Weaker U.S. Dollar - Good for Trade but Toxic for Stocks

In January of 2017 as Trump was inaugurated as President, I published the following article - Will A Weaker Trump U.S. Dollar Be Toxic for Stocks?

Through the first half of 2017, the U.S. dollar (DXY) continued to trade around 100, the level it was when Trump entered office.  But beginning in mid-May 2017 the dollar started to trend progressively lower, and has broken down through a key historical average level of 90.

In an interview in Davos on January 24, 2018, Treasury Secretary Steve Mnuchin reiterated the Trump administration view that a “weaker dollar is good for trade.”   As shown in the real-time capture of the dollar trade at the moment of the remarks, the US dollar dropped, continuing its trend lower.
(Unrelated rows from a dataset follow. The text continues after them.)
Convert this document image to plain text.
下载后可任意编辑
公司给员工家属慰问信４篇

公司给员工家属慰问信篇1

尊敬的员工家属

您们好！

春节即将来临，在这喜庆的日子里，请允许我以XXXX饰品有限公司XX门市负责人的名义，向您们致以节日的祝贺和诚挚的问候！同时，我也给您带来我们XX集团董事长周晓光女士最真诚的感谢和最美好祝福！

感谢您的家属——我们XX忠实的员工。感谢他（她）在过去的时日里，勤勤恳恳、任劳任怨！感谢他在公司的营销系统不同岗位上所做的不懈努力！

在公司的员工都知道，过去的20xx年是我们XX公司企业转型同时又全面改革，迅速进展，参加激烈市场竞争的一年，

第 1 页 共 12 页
The relevant investment question is whether a weaker dollar is actually good for stocks (not trade!)?   Against a backdrop of an inversely correlated move in U.S. interest rates, as historical data published in the article shows, chances are very high that the market will collapse as the trend progresses.  There are three points in market history that reviewed in the article – The Nixon Dollar Shock, The Reagan Plaza Accord and the Bush / Snowden Policy. 
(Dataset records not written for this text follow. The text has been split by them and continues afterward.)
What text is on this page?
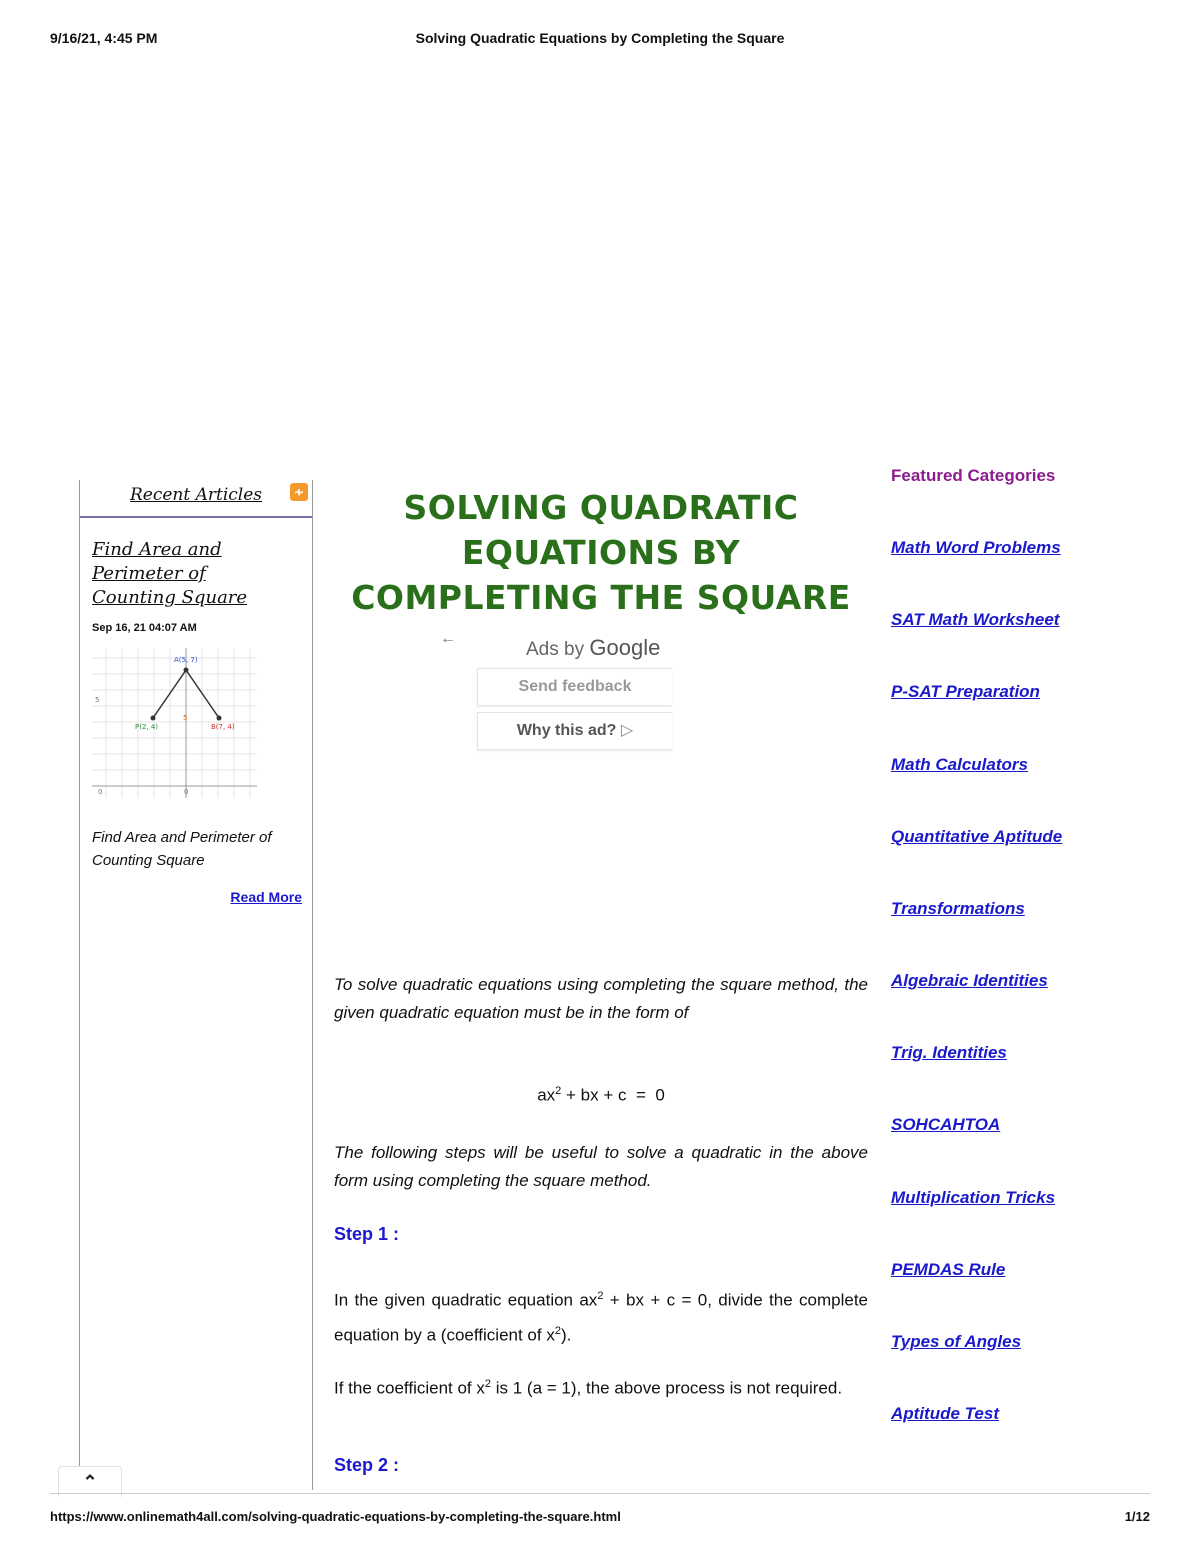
9/16/21, 4:45 PM	Solving Quadratic Equations by Completing the Square
Recent Articles	∻
Find Area and Perimeter of Counting Square
Sep 16, 21 04:07 AM
A(5, 7)
P(2, 4)	B(7, 4)
5
5
0	0
Find Area and Perimeter of Counting Square
Read More
SOLVING QUADRATIC EQUATIONS BY COMPLETING THE SQUARE
←
Ads by Google
Send feedback
Why this ad? ▷

To solve quadratic equations using completing the square method, the given quadratic equation must be in the form of

$ax^2$ + bx + c  =  0

The following steps will be useful to solve a quadratic in the above form using completing the square method.

Step 1 :

In the given quadratic equation $ax^2$ + bx + c = 0, divide the complete equation by a (coefficient of $x^2$).

If the coefficient of $x^2$ is 1 (a = 1), the above process is not required.

Step 2 :
Featured Categories
Math Word Problems
SAT Math Worksheet
P-SAT Preparation
Math Calculators
Quantitative Aptitude
Transformations
Algebraic Identities
Trig. Identities
SOHCAHTOA
Multiplication Tricks
PEMDAS Rule
Types of Angles
Aptitude Test
⌃
https://www.onlinemath4all.com/solving-quadratic-equations-by-completing-the-square.html	1/12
I strongly advise that you read the article if you are an investor interested understanding how market risk is fundamentally and rapidly escalating at the present time, and how long it took for the stock market to re-calibrate lower in response to very similar US President direct dollar moves lower in recent history.   Nothing has changed from a market analytical standpoint since the time the article was published.   What has changed is that the US Dollar is now weakening, stocks (SPY) (DIA) (QQQ) are substantially higher, and US interest rates (TLT) (SHY) (TBT) (IEI) are poised to move much higher as the Treasury has to enter the market to finance the Tax Reform Bill not just short-term, but for many years to come. 
Is this a toxic market scenario in the making?  In my opinion, very likely; it is just a question of when for stocks.  And, given that the stock market is starting from an inflated position relative to many market measures, the stock collapses after the post 1971 and 1985 dollar declines are the relative points in history most applicable to the current stock market set-up.

Daniel Moore is the author of the book Theory of Financial Relativity.  All opinions and analyses shared in this article are expressly his own, and intended for information purposes only and not advice to buy or sell.